Tout est renversé : la chambre fermée devient angoissante, la nuit dehors devient protectrice. La cabane, dit-elle, est « très hermétique », elle « crée une barrière entre ce qui se passe dehors et ce qui se passe dedans ». Le laavu, lui, la remet dans la continuité du monde vivant : on entend, on sent, on n’est plus séparé. La même logique s’observe dans sa manière de voyager. Dans le film, lorsqu’elle lâche que « quatre jours de train, ça passe assez vite », la salle rit. Il y a une forme de connivence : on a intégré que le temps de transport devait être compressé, qu’il fallait « arriver vite ». Elle, elle défend exactement l’inverse. « Le voyage en train, je ne le perçois pas comme un arrachement, mais vraiment comme un fil qui est déroulé. Je trouve ça très doux. Je pars de chez moi à pied, je vais à la gare, une gare familière, et petit à petit, le fil du voyage se déroule. »
L’avion, à l’inverse, est vécu comme une violence compacte : « Tu es parachuté dans un environnement complètement inconnu, dans un temps beaucoup trop court et pas du tout naturel. Ce ne sont pas les mêmes températures, pas les mêmes sons, pas les mêmes odeurs. Tout à coup, c’est brutal ». Derrière le débat « train contre avion », on touche à quelque chose de plus profond : la possibilité de faire coïncider ce que le corps perçoit et ce que le paysage raconte. Le train laisse la tête rattraper le mouvement. L’avion, lui, enchaîne les scènes comme une story Instagram.
Au bout de la ligne, il y a la taïga, l'immense « montagne forestière » du Grand Nord . Et surtout, il y a le retour, qu’elle décrit comme un arrachement, bien plus dur que le départ. « Quand on a fait le documentaire à la fin de notre itinérance en ski pulka, je n’arrivais plus à parler. J’étais en larmes. Je n'arrivais plus à parler parce qu’on allait partir. En réalité, je voulais vraiment repartir dans la taïga. Je me sentais assez mal », confie-t-elle.
Aujourd’hui, Lauriane Miara vit à Bourg-Saint-Maurice. Le point de chute est né d’une histoire d’amour, elle y a découvert un territoire qui, pendant un temps, lui convenait. « Pas la ville en elle-même, mais les montagnes autour, reprend-t-elle. Il y a des espaces sauvages suffisamment grands pour pouvoir y vivre quelques années, en tout cas. » Mais là aussi, le sauvage recule. Et elle l'observe, tous les jours : « Je vois de plus en plus les câbles de remontées mécaniques, les lignes à haute tension, tous les aménagements. Ça prend de plus en plus de place, parce que c’est une vallée où il y aura un enneigement potentiellement plus longtemps qu’ailleurs. C’est cauchemardesque. Même si c’est sauvage, c’est comme si ce n’était plus assez sauvage pour moi. » Loin de la coquetterie, l'artiste le pose comme un constat. Celui d’une personne dont la santé psychique dépend, très concrètement, de la possibilité de se frotter à des espaces qui ne sont pas entièrement organisés par les humains.

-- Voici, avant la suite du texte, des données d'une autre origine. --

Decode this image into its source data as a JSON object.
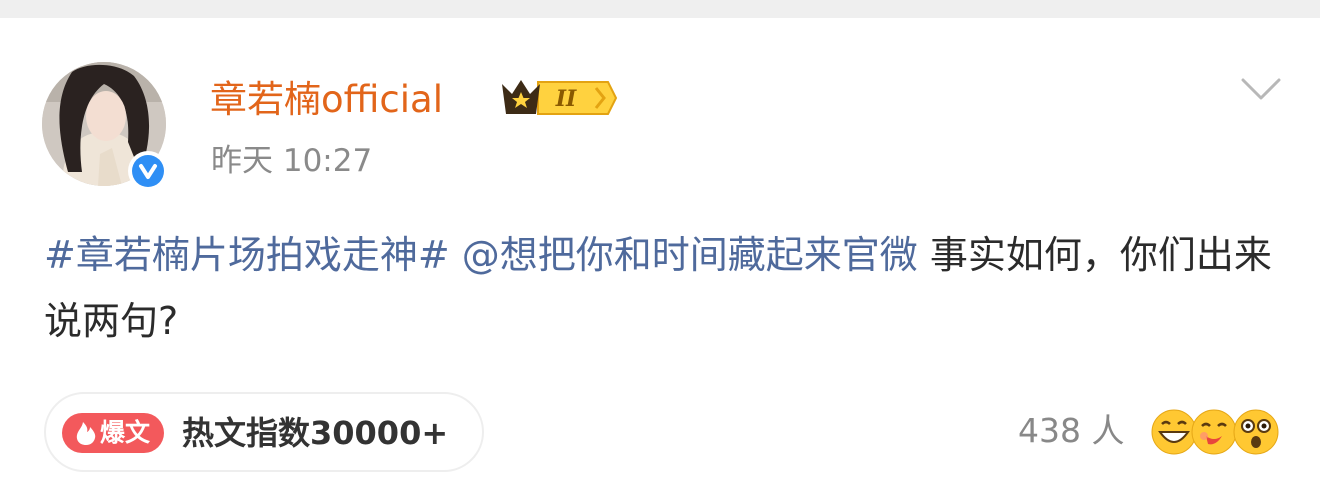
{
  "post": {
    "username": "章若楠official",
    "vip_level": "II",
    "timestamp": "昨天 10:27",
    "content": {
      "hashtag": "#章若楠片场拍戏走神#",
      "mention": "@想把你和时间藏起来官微",
      "text": "事实如何，你们出来说两句?"
    }
  },
  "footer": {
    "hot_tag_label": "爆文",
    "hot_index": "热文指数30000+",
    "reaction_count": "438 人"
  },
  "icons": {
    "verified": "verified-badge-icon",
    "menu": "chevron-down-icon",
    "hot": "fire-icon",
    "vip": "crown-icon",
    "reactions": [
      "laughing-emoji-icon",
      "kiss-emoji-icon",
      "surprised-emoji-icon"
    ]
  },
  "colors": {
    "username": "#e2651a",
    "link": "#4f6a9c",
    "hot_tag": "#f3595c",
    "verified": "#2f8ff5"
  }
}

« Les glaciers reculent dans les Alpes, c’est fini, ils vont disparaître, c’est plié, on le sait. Mais derrière un glacier, il n’y a pas rien. Il y a des nouveaux écosystèmes qui se développent. Et ces espaces-là, il faut les protéger tout de suite des infrastructures, de l’élevage, etc. »

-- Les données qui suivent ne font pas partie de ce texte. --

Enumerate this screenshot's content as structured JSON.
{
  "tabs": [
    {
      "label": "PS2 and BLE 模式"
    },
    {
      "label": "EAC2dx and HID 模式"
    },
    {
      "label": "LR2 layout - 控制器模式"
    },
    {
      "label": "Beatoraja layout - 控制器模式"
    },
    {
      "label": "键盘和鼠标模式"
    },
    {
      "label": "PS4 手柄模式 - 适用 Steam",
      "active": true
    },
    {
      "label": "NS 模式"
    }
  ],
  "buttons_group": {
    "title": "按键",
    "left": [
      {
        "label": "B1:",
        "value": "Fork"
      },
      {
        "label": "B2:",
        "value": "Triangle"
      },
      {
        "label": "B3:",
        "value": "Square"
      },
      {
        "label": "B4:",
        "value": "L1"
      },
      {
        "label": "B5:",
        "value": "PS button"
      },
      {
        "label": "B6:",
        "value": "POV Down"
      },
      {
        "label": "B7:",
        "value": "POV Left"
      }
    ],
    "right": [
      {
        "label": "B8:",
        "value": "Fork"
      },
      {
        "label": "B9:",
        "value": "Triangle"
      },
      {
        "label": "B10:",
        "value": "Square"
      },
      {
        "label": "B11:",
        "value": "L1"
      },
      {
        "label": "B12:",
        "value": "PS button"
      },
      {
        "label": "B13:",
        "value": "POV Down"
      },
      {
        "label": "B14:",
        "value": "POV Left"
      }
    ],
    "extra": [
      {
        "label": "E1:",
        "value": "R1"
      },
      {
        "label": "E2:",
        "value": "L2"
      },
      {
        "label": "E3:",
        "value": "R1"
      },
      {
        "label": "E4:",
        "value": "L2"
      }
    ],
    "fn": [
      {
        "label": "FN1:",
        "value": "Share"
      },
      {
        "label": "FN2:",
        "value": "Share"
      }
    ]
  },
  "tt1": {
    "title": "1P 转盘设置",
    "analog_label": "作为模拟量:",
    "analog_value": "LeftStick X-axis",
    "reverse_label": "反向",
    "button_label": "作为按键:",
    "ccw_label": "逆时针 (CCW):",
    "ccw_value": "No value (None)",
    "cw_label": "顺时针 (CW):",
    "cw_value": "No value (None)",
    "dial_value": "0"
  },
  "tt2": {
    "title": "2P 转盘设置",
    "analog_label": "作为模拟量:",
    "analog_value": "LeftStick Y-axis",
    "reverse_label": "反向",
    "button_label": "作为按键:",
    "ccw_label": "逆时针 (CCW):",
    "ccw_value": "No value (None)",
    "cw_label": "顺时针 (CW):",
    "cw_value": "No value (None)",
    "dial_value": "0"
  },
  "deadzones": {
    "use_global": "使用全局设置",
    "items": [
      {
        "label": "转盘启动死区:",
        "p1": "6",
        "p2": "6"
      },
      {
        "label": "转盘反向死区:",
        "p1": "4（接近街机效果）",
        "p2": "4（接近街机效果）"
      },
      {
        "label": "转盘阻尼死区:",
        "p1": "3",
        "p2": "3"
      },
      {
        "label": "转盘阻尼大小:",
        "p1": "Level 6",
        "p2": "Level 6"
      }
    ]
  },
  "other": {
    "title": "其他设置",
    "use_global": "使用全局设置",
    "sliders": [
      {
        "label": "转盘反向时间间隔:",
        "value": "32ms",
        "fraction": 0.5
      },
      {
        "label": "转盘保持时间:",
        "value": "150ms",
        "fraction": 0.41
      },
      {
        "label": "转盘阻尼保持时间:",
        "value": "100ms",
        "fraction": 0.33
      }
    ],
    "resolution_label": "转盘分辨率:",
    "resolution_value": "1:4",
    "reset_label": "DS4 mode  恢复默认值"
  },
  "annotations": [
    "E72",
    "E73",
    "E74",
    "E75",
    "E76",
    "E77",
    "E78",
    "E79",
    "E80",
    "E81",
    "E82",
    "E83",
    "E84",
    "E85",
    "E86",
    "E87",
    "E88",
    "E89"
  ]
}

Son premier déracinement, elle l’a vécu plus tôt, en quittant le milieu rural du nord-est où elle a grandi. L'artiste n’en fait pas un roman familial dramatique, mais elle ne le minimise pas non plus : « Pour le coup, c’est un déracinement. Ce n’est pas un déchirement, c’est juste un déracinement. Je me suis implantée ailleurs. Parce que je n’étais pas bien. Il y avait des choses dont il fallait que je m’éloigne pour pouvoir exister, tout simplement. Exister ou juste grandir, me développer. Ce qui n’aurait pas été possible à l’endroit d’où je viens. » Dans le film, elle évoque les difficultés par lesquelles elle est passée. Elle sait que cela pourrait heurter ses proches. « Mes parents ne sont pas très curieux de ce que je fais. Ils ne comprennent pas trop. Ce que j’évoque brièvement dans le film, ça reste un énorme tabou avec eux. » Il y a, là aussi, un choix de protection mutuelle : ne pas tout dire, ne pas tout montrer, accepter qu’une partie de l’histoire reste sous la surface. Le déracinement n’est pas un règlement de comptes, c’est une condition de survie.
Après les glaciers
Ce rapport au sauvage ne reste pas dans le registre du ressenti. Il structure aussi son travail actuel avec le glaciologue Jean-Baptiste Bosson et le collectif Marge Sauvage, autour des écosystèmes post-glaciaires. « Les glaciers reculent dans les Alpes, c’est fini, ils vont disparaître, c’est plié, on le sait, assène-t-elle. Mais derrière un glacier, il n’y a pas rien. Il y a de nouveaux écosystèmes qui se développent. Et ces espaces-là, il faut les protéger tout de suite des infrastructures. » Des scientifiques définissent des zones, observent quelles espèces arrivent en premier, reviennent chaque année. Lauriane Miara, quant à elle, prend cette matière brute et en fait une bande dessinée, à paraître chez Actes Sud.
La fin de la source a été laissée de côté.